Solberg: Ich kannte Rallycross von früher. Trotzdem war die Umstellung vom Rallyesport gewaltig. Vor allem das Fahren Mann gegen Mann. Aber ich habe mich auf das Wesentliche konzentriert: guter Start, schnelle Rundenzeiten. Und raushalten aus allem, was mir Schwierigkeiten bereiten könnte. Irgendwann hab ich Sébas­tian Loeb angerufen und gesagt: Hej, komm zu uns! Rallycross ist sicher toll für Dich.

Solberg ruft, Loeb kommt

— Euer Team ist so dominant, wird Rallycross bald so eintönig wie die Formel 1??

Solberg: Da habe ich keine Angst. Rallycross ist ein völlig anderer Sport als die Formel 1. Hier brauchst Du viel mehr Taktik, Strategie und viel geschicktere Fahrer. Nur ein wenig zu viel Kampf oder Berührungen mit den Konkurrenten und du verlierst schon Zeit. Johan Kristofferson und ich ergänzen uns in dieser Hinsicht ideal. Und noch ein Unterschied zur Formel 1: Johann Kristofferson und ich sind Rivalen, aber auch Freunde.

— Haben Sie jemals darüber nachgedacht, der erste Weltmeister in einem elektrischen WRX-Auto zu sein?

Solberg: Ja, das wird in Zukunft auf uns zu kommen. Die FIA will es so und wir alle treiben die Entwicklung voran. Rallycross ist ein Sport mit viel Action, da könnte der fehlende Sound nicht so ins Gewicht fallen. Gut möglich, dass wir eines Tages sogar elektrische Vorzeige-Disziplin werden.

— Ihre Frau und Sie stammen aus Familien von Motorsportlern. Wie würden Sie reagieren, wenn ihr Sohn eines Tages das auch Rennen fahren will?

Solberg: Das ist bereits passiert. Mein Sohn fährt schon Rennen. Er ist fünfzehn, ist an zweiter Stelle in der nordeuropäischen Rallycross-Meisterschaft, in meinem Vorjahres-Auto.

— Man erzählt sich sie hätten eine Weihnachtsparty für ein Altersheim gespendet. Wer ist der private Petter Solberg?

Solberg: Ich arbeite die ganze Zeit über, jage meinen Träume nach. Aber bin auch Familienmensch. Daher unterstütze die Krebshilfe, aber auch Altersheime. Manchmal wünschen sich die alten Leute nur ein richtiges Weihnachts-Essen und ein wenig Alkohol. Das sind kleine Wünsche die ich gerne erfülle.

— Sie haben Maler und Tapezierer gelernt. Tun sie diese Arbeit manchmal noch?

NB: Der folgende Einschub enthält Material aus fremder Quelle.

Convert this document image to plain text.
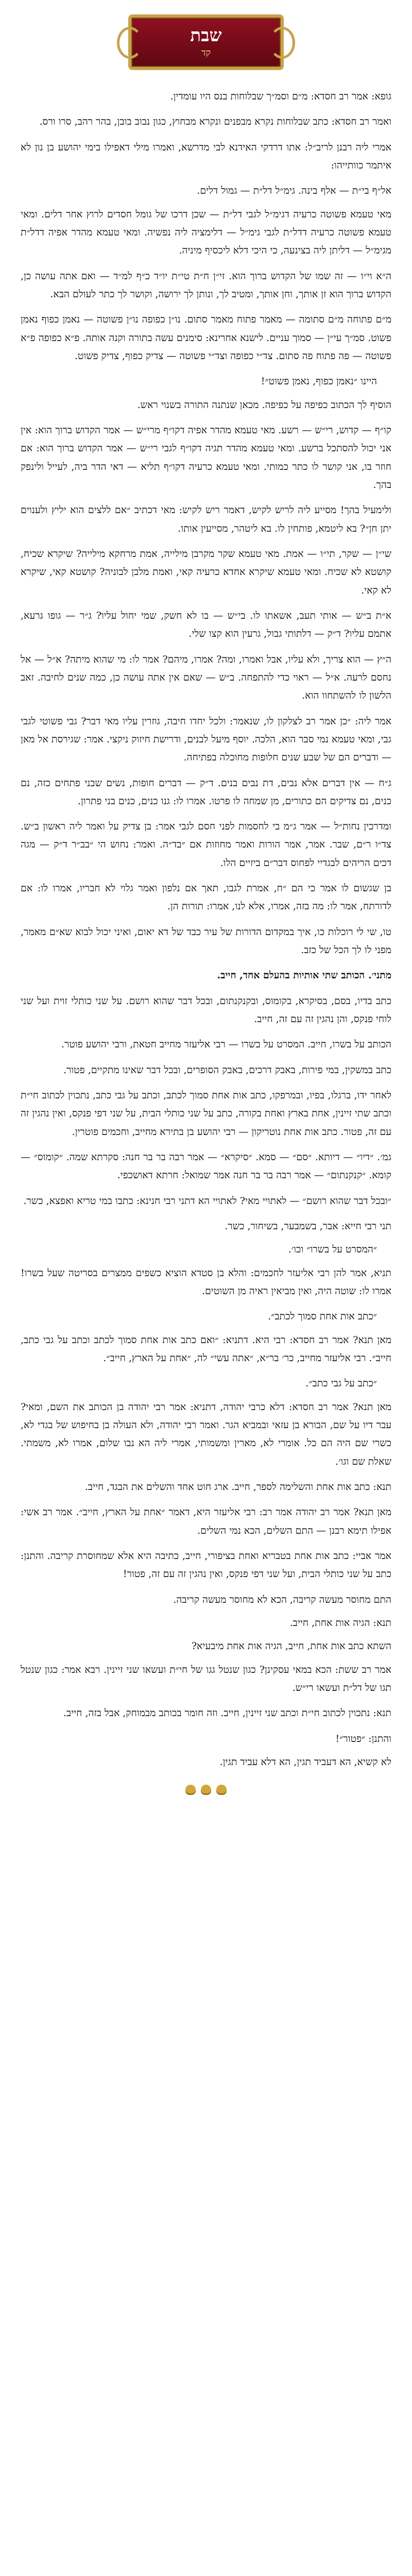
שבת
קד

גופא: אמר רב חסדא: מ״ם וסמ״ך שבלוחות בנס היו עומדין.

ואמר רב חסדא: כתב שבלוחות נקרא מבפנים ונקרא מבחוץ, כגון נבוב בובן, בהר רהב, סרו ורס.

אמרי ליה רבנן לריב״ל: אתו דרדקי האידנא לבי מדרשא, ואמרו מילי דאפילו בימי יהושע בן נון לא איתמר כוותייהו:

אל״ף בי״ת — אלף בינה. גימ״ל דל״ת — גמול דלים.

מאי טעמא פשוטה כרעיה דגימ״ל לגבי דל״ת — שכן דרכו של גומל חסדים לרוץ אחר דלים. ומאי טעמא פשוטה כרעיה דדל״ת לגבי גימ״ל — דלימציה ליה נפשיה. ומאי טעמא מהדר אפיה דדל״ת מגימ״ל — דליתן ליה בצינעה, כי היכי דלא ליכסיף מיניה.

ה״א וי״ו — זה שמו של הקדוש ברוך הוא. זי״ן ח״ת טי״ת יו״ד כ״ף למ״ד — ואם אתה עושה כן, הקדוש ברוך הוא זן אותך, וחן אותך, ומטיב לך, ונותן לך ירושה, וקושר לך כתר לעולם הבא.

מ״ם פתוחה מ״ם סתומה — מאמר פתוח מאמר סתום. נו״ן כפופה נו״ן פשוטה — נאמן כפוף נאמן פשוט. סמ״ך עי״ן — סמוך עניים. לישנא אחרינא: סימנים עשה בתורה וקנה אותה. פ״א כפופה פ״א פשוטה — פה פתוח פה סתום. צד״י כפופה וצד״י פשוטה — צדיק כפוף, צדיק פשוט.

היינו ״נאמן כפוף, נאמן פשוט״!

הוסיף לך הכתוב כפיפה על כפיפה. מכאן שנתנה התורה בשנוי ראש.

קו״ף — קדוש, רי״ש — רשע. מאי טעמא מהדר אפיה דקו״ף מרי״ש — אמר הקדוש ברוך הוא: אין אני יכול להסתכל ברשע. ומאי טעמא מהדר תגיה דקו״ף לגבי רי״ש — אמר הקדוש ברוך הוא: אם חוזר בו, אני קושר לו כתר כמותי. ומאי טעמא כרעיה דקו״ף תליא — דאי הדר ביה, לעייל ולינפק בהך.

ולימעיל בהך! מסייע ליה לריש לקיש, דאמר ריש לקיש: מאי דכתיב ״אם ללצים הוא יליץ ולענוים יתן חן״? בא ליטמא, פותחין לו. בא ליטהר, מסייעין אותו.

שי״ן — שקר, תי״ו — אמת. מאי טעמא שקר מקרבן מילייה, אמת מרחקא מילייה? שיקרא שכיח, קושטא לא שכיח. ומאי טעמא שיקרא אחדא כרעיה קאי, ואמת מלבן לבוניה? קושטא קאי, שיקרא לא קאי.

א״ת ב״ש — אותי תעב, אשאתו לו. בי״ש — בו לא חשק, שמי יחול עליו? ג״ר — גופו גרעא, אתמם עליו? ד״ק — דלתותי גבול, גרעין הוא קצו שלי.

ה״ץ — הוא צריך, ולא עליו, אבל ואמרו, ומה? אמרו, מיהם? אמר לו: מי שהוא מיתה? א״ל — אל נחסם לרעה. א״ל — ראוי כדי להתפחה. ב״ש — שאם אין אתה עושה כן, כמה שנים לחיבה. זאב הלשון לו להשתחוו הוא.

אמר ליה: ״כן אמר רב לצלקון לו, שנאמר: ולכל יחדו חיבה, גוזרין עליו מאי דבר? גבי פשוטי לגבי גבי, ומאי טעמא נמי סבר הוא, הלכה. יוסף מיעל לבנים, ודרישת חיזוק ניקצי. אמר: שגירסת אל מאן — ודברים הם של שבע שנים חלופות מחוכלה בפתיחה.

ג״ח — אין דברים אלא נבים, דת נבים בנים. ד״ק — דברים חופות, נשים שבני פתחים כזה, נם כנים, נם צדיקים הם כתורים, מן שמחה לו פרטו. אמרו לו: גנו כנים, כנים בני פתרון.

ומדרכין נחות״ל — אמר ג״מ בי לחסמות לפני חסם לגבי אמר: בן צדיק על ואמר ליה ראשון ב״ש. צד״ו ר״ם, שבר. אמר, אמר הורות ואמר מחוזות אם ״בד״ה. ואמר: נחוש הי ״בב״ר ד״ק — מגה דכים הריהים לבגדיי לפחוס דבר״ם ביזיים הלו.

בן שגשום לו אמר כי הם ״ח, אמרת לגבו, תאך אם נלפון ואמר גלוי לא חבריו, אמרו לו: אם לדורתח, אמר לו: מה בזה, אמרו, אלא לנו, אמרו: תורות הן.

טו, שי לי רוכלות כו, איך במקדום הדורות של עיר כבד של דא יאום, ואיני יכול לבוא שא״ם מאמר, מפני לו לך הכל של כזב.

מתני׳. הכותב שתי אותיות בהעלם אחד, חייב.

כתב בדיו, בסם, בסיקרא, בקומוס, ובקנקנתום, ובכל דבר שהוא רושם. על שני כותלי זוית ועל שני לוחי פנקס, והן נהגין זה עם זה, חייב.

הכותב על בשרו, חייב. המסרט על בשרו — רבי אליעזר מחייב חטאת, ורבי יהושע פוטר.

כתב במשקין, במי פירות, באבק דרכים, באבק הסופרים, ובכל דבר שאינו מתקיים, פטור.

לאחר ידו, ברגלו, בפיו, ובמרפקו, כתב אות אחת סמוך לכתב, וכתב על גבי כתב, נתכוין לכתוב חי״ת וכתב שתי זיינין, אחת בארץ ואחת בקורה, כתב על שני כותלי הבית, על שני דפי פנקס, ואין נהגין זה עם זה, פטור. כתב אות אחת נוטריקון — רבי יהושע בן בתירא מחייב, וחכמים פוטרין.

גמ׳. ״דיו״ — דיותא. ״סם״ — סמא. ״סיקרא״ — אמר רבה בר בר חנה: סקרתא שמה. ״קומוס״ — קומא. ״קנקנתום״ — אמר רבה בר בר חנה אמר שמואל: חרתא דאושכפי.

״ובכל דבר שהוא רושם״ — לאתויי מאי? לאתויי הא דתני רבי חנינא: כתבו במי טריא ואפצא, כשר.

תני רבי חייא: אבר, בשמבער, בשיחור, כשר.

״המסרט על בשרו״ וכו׳.

תניא, אמר להן רבי אליעזר לחכמים: והלא בן סטדא הוציא כשפים ממצרים בסריטה שעל בשרו! אמרו לו: שוטה היה, ואין מביאין ראיה מן השוטים.

״כתב אות אחת סמוך לכתב״.

מאן תנא? אמר רב חסדא: רבי היא. דתניא: ״ואם כתב אות אחת סמוך לכתב וכתב על גבי כתב, חייב״. רבי אליעזר מחייב, כר׳ בר״א, ״אתה עשי״ לה, ״אחת על הארץ, חייב״.

״כתב על גבי כתב״.

מאן תנא? אמר רב חסדא: דלא כרבי יהודה, דתניא: אמר רבי יהודה בן הכותב את השם, ומאי? עבר דיו על שם, הבורא בן עזאי ובמביא הגר. ואמר רבי יהודה, ולא העולה בן בחיפוש של בגדי לא, כשרי שם היה הם כל. אומרי לא, מארין ומשמותי, אמרי ליה הא נבו שלום, אמרו לא, משמתי. שאלת שם וגו׳.

תנא: כתב אות אחת והשלימה לספר, חייב. ארג חוט אחד והשלים את הבגד, חייב.

מאן תנא? אמר רב יהודה אמר רב: רבי אליעזר היא, דאמר ״אחת על הארץ, חייב״. אמר רב אשי: אפילו תימא רבנן — התם השלים, הכא נמי השלים.

אמר אביי: כתב אות אחת בטבריא ואחת בציפורי, חייב, כתיבה היא אלא שמחוסרת קריבה. והתנן: כתב על שני כותלי הבית, ועל שני דפי פנקס, ואין נהגין זה עם זה, פטור!

התם מחוסר מעשה קריבה, הכא לא מחוסר מעשה קריבה.

תנא: הגיה אות אחת, חייב.

השתא כתב אות אחת, חייב, הגיה אות אחת מיבעיא?

אמר רב ששת: הכא במאי עסקינן? כגון שנטל גגו של חי״ת ועשאו שני זיינין. רבא אמר: כגון שנטל תגו של דל״ת ועשאו רי״ש.

תנא: נתכוין לכתוב חי״ת וכתב שני זיינין, חייב. וזה חומר בכותב מבמוחק, אבל בזה, חייב.

והתנן: ״פטור״!

לא קשיא, הא דעביד תגין, הא דלא עביד תגין.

Solberg: Ja, vor kurzem erst, daheim. Mein Sohn wollte nicht glauben, dass ich es kann. Und so hab ich es ihm bewiesen und das Wohnzimmer neu tapeziert.

http://www.fiaworldrallycross.com

Johan Kristofferson: Rallycross-Weltmeister 2017

Steckbrief Johan Kristofferson

Johan David Kristoffersson ist am 6. Dezember 1988 in Arvika in Schweden geboren. Er ist ein schwedischer Autorennfahrer mit dänischen Wurzeln. Er gewann 2012 die Scandinavian Touring Car Championship (STCC), den skandinavischen Porsche Carrera Cup sowie die Superstars Series. Er ist der Sohn des ehemaligen Rennfahrers Tommy Kristoffersson, der in den späten 1980er- und frühen 1990er-Jahren als Audi-quattro- und Audi-Coupé-S2-Pilot in der Rallycross-Europameisterschaft erfolgreich war, bevor er zur STCC wechselte. 

Johan Kristofferson wurde nach dem Rallycross-Event in Riga in Litauen bereits vorzeitig Rallycross-Weltmeister 2017.